The next picture, also from 1962, is for the Pat Boone Thansgiving special. Pretty good cast, although Peter, Paul & Mary seem a bit out of place. Or perhaps Pat wasn't as much of a square as people thought. Notice the start time: 4:30 pm (Central time). Doesn't seem likely any more that a network show would come on at that hour, not with the news saturation that local stations have today.
Perry Como no longer had a weekly series in 1962, but his Kraft Music Hall appeared several times a year. Since the show was always on Wednesday nights, his November special was always on Thanksgiving Eve. (And that's exactly how it was described - putting Thanksgiving Eve on a par with Christmas Eve.)
Of course, you can't have Thanksgiving without football. Look at how CBS advertises its game between the Colts and Lions in 1965:
I actually remember watching that game (I won't say how old I am now, but I was five back then). The Colts and Lions battled to a 24-24 tie that pleased nobody. Nowadays, I imagine the Lions would be pretty happy with that result. And remember those Seagram's ads that used to appear with every major sporting event? There were three games played that day; in addition to the Colts and Lions, the AFL game on NBC featured the Buffalo Bills and the San Diego Chargers, and ABC's college action was the traditional battle between Oklahoma and Nebraska.
It wasn't just television shows that advertised for Thansgiving - take a look at this ad for General Electric. I wonder how many families took advantage of the free heat 'n' serve baby dish for every baby born on November 28, 1963. (Just think - that baby would be almost 50 today.)
Thanksgiving wasn't only a day, though - traditionally, it was one of the biggest television weeks of the season. Check out the sidebar on the 1965 cover - from football to the Hallmark Hall of Fame, tributes to recently deceased Stan Laurel and Cole Porter, specials starring Frank Sinatra and Sammy Davis Jr., a White House tour with Mrs. LBJ, and a James Bond documentary. And this was before VCRs.

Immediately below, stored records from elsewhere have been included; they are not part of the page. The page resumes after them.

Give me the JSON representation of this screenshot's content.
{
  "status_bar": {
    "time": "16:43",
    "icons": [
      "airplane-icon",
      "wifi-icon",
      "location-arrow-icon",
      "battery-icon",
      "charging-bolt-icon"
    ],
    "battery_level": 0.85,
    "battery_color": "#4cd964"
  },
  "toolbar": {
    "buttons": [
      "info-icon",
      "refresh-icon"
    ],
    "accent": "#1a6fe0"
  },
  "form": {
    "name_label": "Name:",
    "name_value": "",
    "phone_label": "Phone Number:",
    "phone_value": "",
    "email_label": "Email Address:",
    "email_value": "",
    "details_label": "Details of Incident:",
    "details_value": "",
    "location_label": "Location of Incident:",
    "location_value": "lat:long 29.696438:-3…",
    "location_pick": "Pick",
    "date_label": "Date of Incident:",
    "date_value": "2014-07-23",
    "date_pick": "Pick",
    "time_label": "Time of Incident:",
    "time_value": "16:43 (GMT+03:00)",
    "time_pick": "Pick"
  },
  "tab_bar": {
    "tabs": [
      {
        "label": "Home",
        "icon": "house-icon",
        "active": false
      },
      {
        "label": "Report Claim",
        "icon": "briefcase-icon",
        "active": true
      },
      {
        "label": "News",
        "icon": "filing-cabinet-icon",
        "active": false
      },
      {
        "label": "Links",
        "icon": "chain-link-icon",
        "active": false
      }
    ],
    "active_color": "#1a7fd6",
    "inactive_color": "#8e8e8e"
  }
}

And this is just scratching the surface - for example, in 1962 the Bell Telephone Hour had special guest Carl Sandburg, the American poet and Lincoln biographer. It seems to me that there truly was a sense that Thanksgiving was a time for the family to get together, and with a little of something for everyone there was no better way for quality family time than to sit in front of the television.